Córdoba es, además, la tercera provincia andaluza en número de casos denunciados. A nivel autonómico, se registraron 203 consultas, una cantidad semejante a las 200 del curso 2008-2009 y las 205 del 2007-2008. Por provincias, Sevilla cuenta con el mayor número de casos con 45 denuncias, seguida de Málaga (31), Córdoba (29), Cádiz (27), Jaén (27), Granada (18), y de Almería y Huelva, ambas con 13 casos registrados. El informe del Defensor del Profesor no ofrece detalles sobre los casos contabilizados en Córdoba, pero ANPE señaló ayer que la estadística andaluza se puede extrapolar a la provincia. En este sentido, el 58,6 por ciento de las quejas recibidas fueron de profesores de Secundaria y Bachillerato, el 37,9 por ciento de
maestros y el 3,45 por ciento restante de docentes de Ciclos Formativos, Educación Permanente, Enseñanzas Artísticas y de Idiomas.
En seis de cada diez casos los docentes se vieron afectados por conflictos con alumnos y en el 30,5 por ciento por problemas con los padres y la familia de un estudiante, unas cifras parecidas a las detectadas en el curso 2008-2009. Sin embargo, la conflictividad derivada de enfrentamientos con compañeros de trabajo creció tres puntos respecto a 2009, situándose en un 12,3 por ciento.

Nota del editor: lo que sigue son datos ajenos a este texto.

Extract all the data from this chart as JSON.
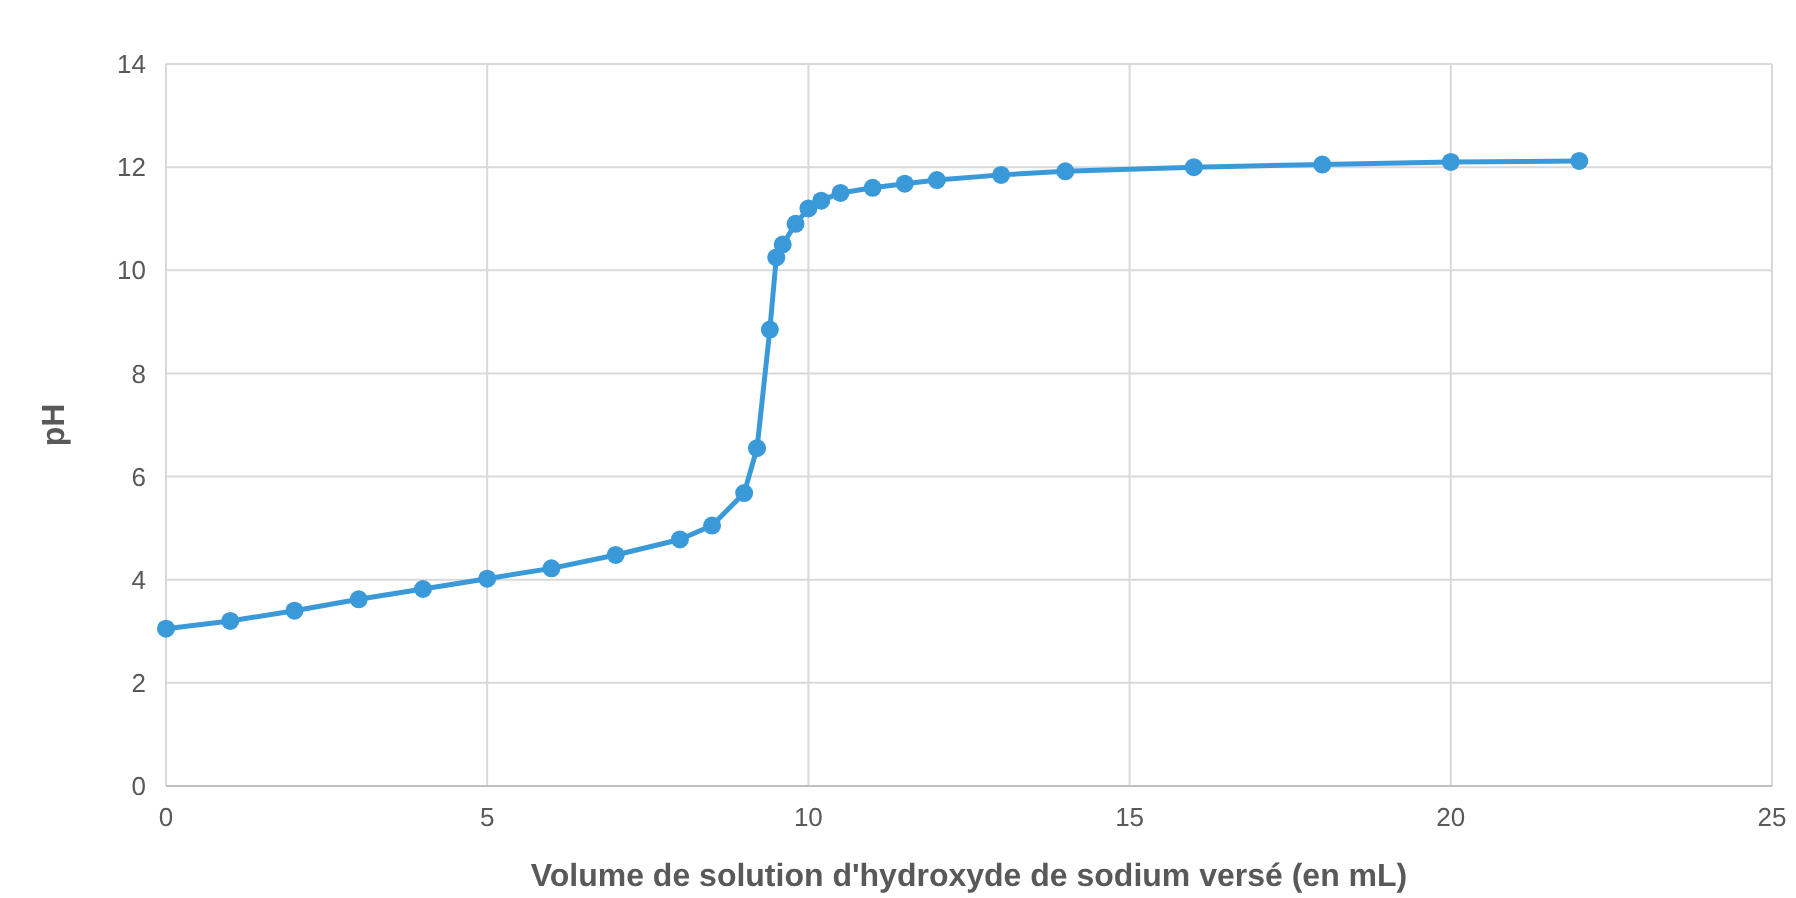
{
  "chart_data": {
    "type": "line",
    "xlabel": "Volume de solution d'hydroxyde de sodium versé (en mL)",
    "ylabel": "pH",
    "x": [
      0,
      1,
      2,
      3,
      4,
      5,
      6,
      7,
      8,
      8.5,
      9,
      9.2,
      9.4,
      9.5,
      9.6,
      9.8,
      10,
      10.2,
      10.5,
      11,
      11.5,
      12,
      13,
      14,
      16,
      18,
      20,
      22
    ],
    "series": [
      {
        "color": "#3a9ad9",
        "values": [
          3.05,
          3.2,
          3.4,
          3.62,
          3.82,
          4.02,
          4.22,
          4.48,
          4.78,
          5.05,
          5.68,
          6.55,
          8.85,
          10.25,
          10.5,
          10.9,
          11.2,
          11.35,
          11.5,
          11.6,
          11.68,
          11.75,
          11.85,
          11.92,
          12.0,
          12.05,
          12.1,
          12.12
        ]
      }
    ],
    "xlim": [
      0,
      25
    ],
    "xticks": [
      0,
      5,
      10,
      15,
      20,
      25
    ],
    "ylim": [
      0,
      14
    ],
    "yticks": [
      0,
      2,
      4,
      6,
      8,
      10,
      12,
      14
    ],
    "grid": true,
    "marker": "circle",
    "line_style": "solid"
  }
}
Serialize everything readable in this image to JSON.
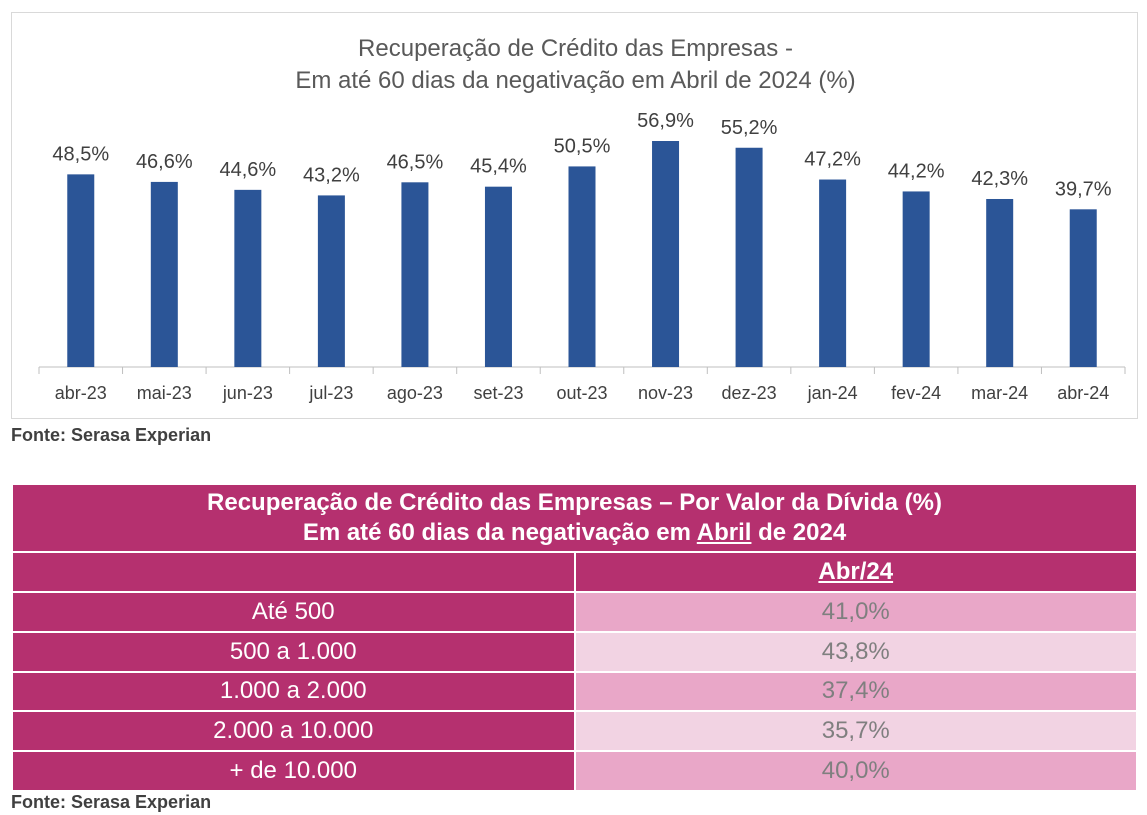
{
  "chart": {
    "title_line1": "Recuperação de Crédito das Empresas -",
    "title_line2": "Em até 60 dias da negativação em Abril de 2024 (%)",
    "source": "Fonte: Serasa Experian"
  },
  "chart_data": {
    "type": "bar",
    "title": "Recuperação de Crédito das Empresas - Em até 60 dias da negativação em Abril de 2024 (%)",
    "categories": [
      "abr-23",
      "mai-23",
      "jun-23",
      "jul-23",
      "ago-23",
      "set-23",
      "out-23",
      "nov-23",
      "dez-23",
      "jan-24",
      "fev-24",
      "mar-24",
      "abr-24"
    ],
    "values": [
      48.5,
      46.6,
      44.6,
      43.2,
      46.5,
      45.4,
      50.5,
      56.9,
      55.2,
      47.2,
      44.2,
      42.3,
      39.7
    ],
    "labels": [
      "48,5%",
      "46,6%",
      "44,6%",
      "43,2%",
      "46,5%",
      "45,4%",
      "50,5%",
      "56,9%",
      "55,2%",
      "47,2%",
      "44,2%",
      "42,3%",
      "39,7%"
    ],
    "ylim": [
      0,
      60
    ],
    "grid": false,
    "colors": {
      "bar": "#2b5597"
    }
  },
  "table": {
    "title_pre": "Recuperação de Crédito das Empresas – Por Valor da Dívida (%)",
    "title_line2_a": "Em até 60 dias da negativação em ",
    "title_line2_b": "Abril",
    "title_line2_c": " de 2024",
    "column": "Abr/24",
    "rows": [
      {
        "label": "Até 500",
        "value": "41,0%"
      },
      {
        "label": "500 a 1.000",
        "value": "43,8%"
      },
      {
        "label": "1.000 a 2.000",
        "value": "37,4%"
      },
      {
        "label": "2.000 a 10.000",
        "value": "35,7%"
      },
      {
        "label": "+ de 10.000",
        "value": "40,0%"
      }
    ],
    "source": "Fonte: Serasa Experian",
    "colors": {
      "header": "#b5306f",
      "cell_a": "#e9a7c8",
      "cell_b": "#f2d3e3"
    }
  }
}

En cuanto a la naturaleza del conflicto, el 54,1% de los profesores denunciaron acoso psicológico, el 26,6 insultos y amenazas, el 17,7 daño en propiedades y un 4,43 por ciento agresiones físicas.
Medidas urgentes
El sindicato ANPE expresó ayer su preocupación porque esta estadística, a la que se suman las 3.998 denuncias registradas en todo el territorio nacional —429 que en el curso 2008-2009—, demuestra que las medidas adoptadas hasta el momento por las Administraciones para reducir y eliminar la conflictividad en las aulas no están dando resultado.
Por ello, exigen a la Junta de Andalucía cambios urgentes en la normativa sobre convivencia escolar y en la aplicación de la misma, amparo legal al profesorado, asistencia psicológica a los docentes y el reconocimiento de las enfermedades profesionales derivadas de estos episodios de acoso, y la consideración del docente como autoridad pública en el ejercicio de su profesión.
A la espera de que se adopten estas medidas, el sindicato ANPE ha puesto en marcha la campaña de valoración social «Yo también soy defensor del profesor», en la que padres, alumnos, profesores, profesionales y personalidades de todos los ámbitos se erigen en defensores del docente. Además, también cuenta con la iniciativa «Somos docentes», una campaña para animar a los profesores a reconocer y valorar la importancia de su trabajo como constructores de la sociedad.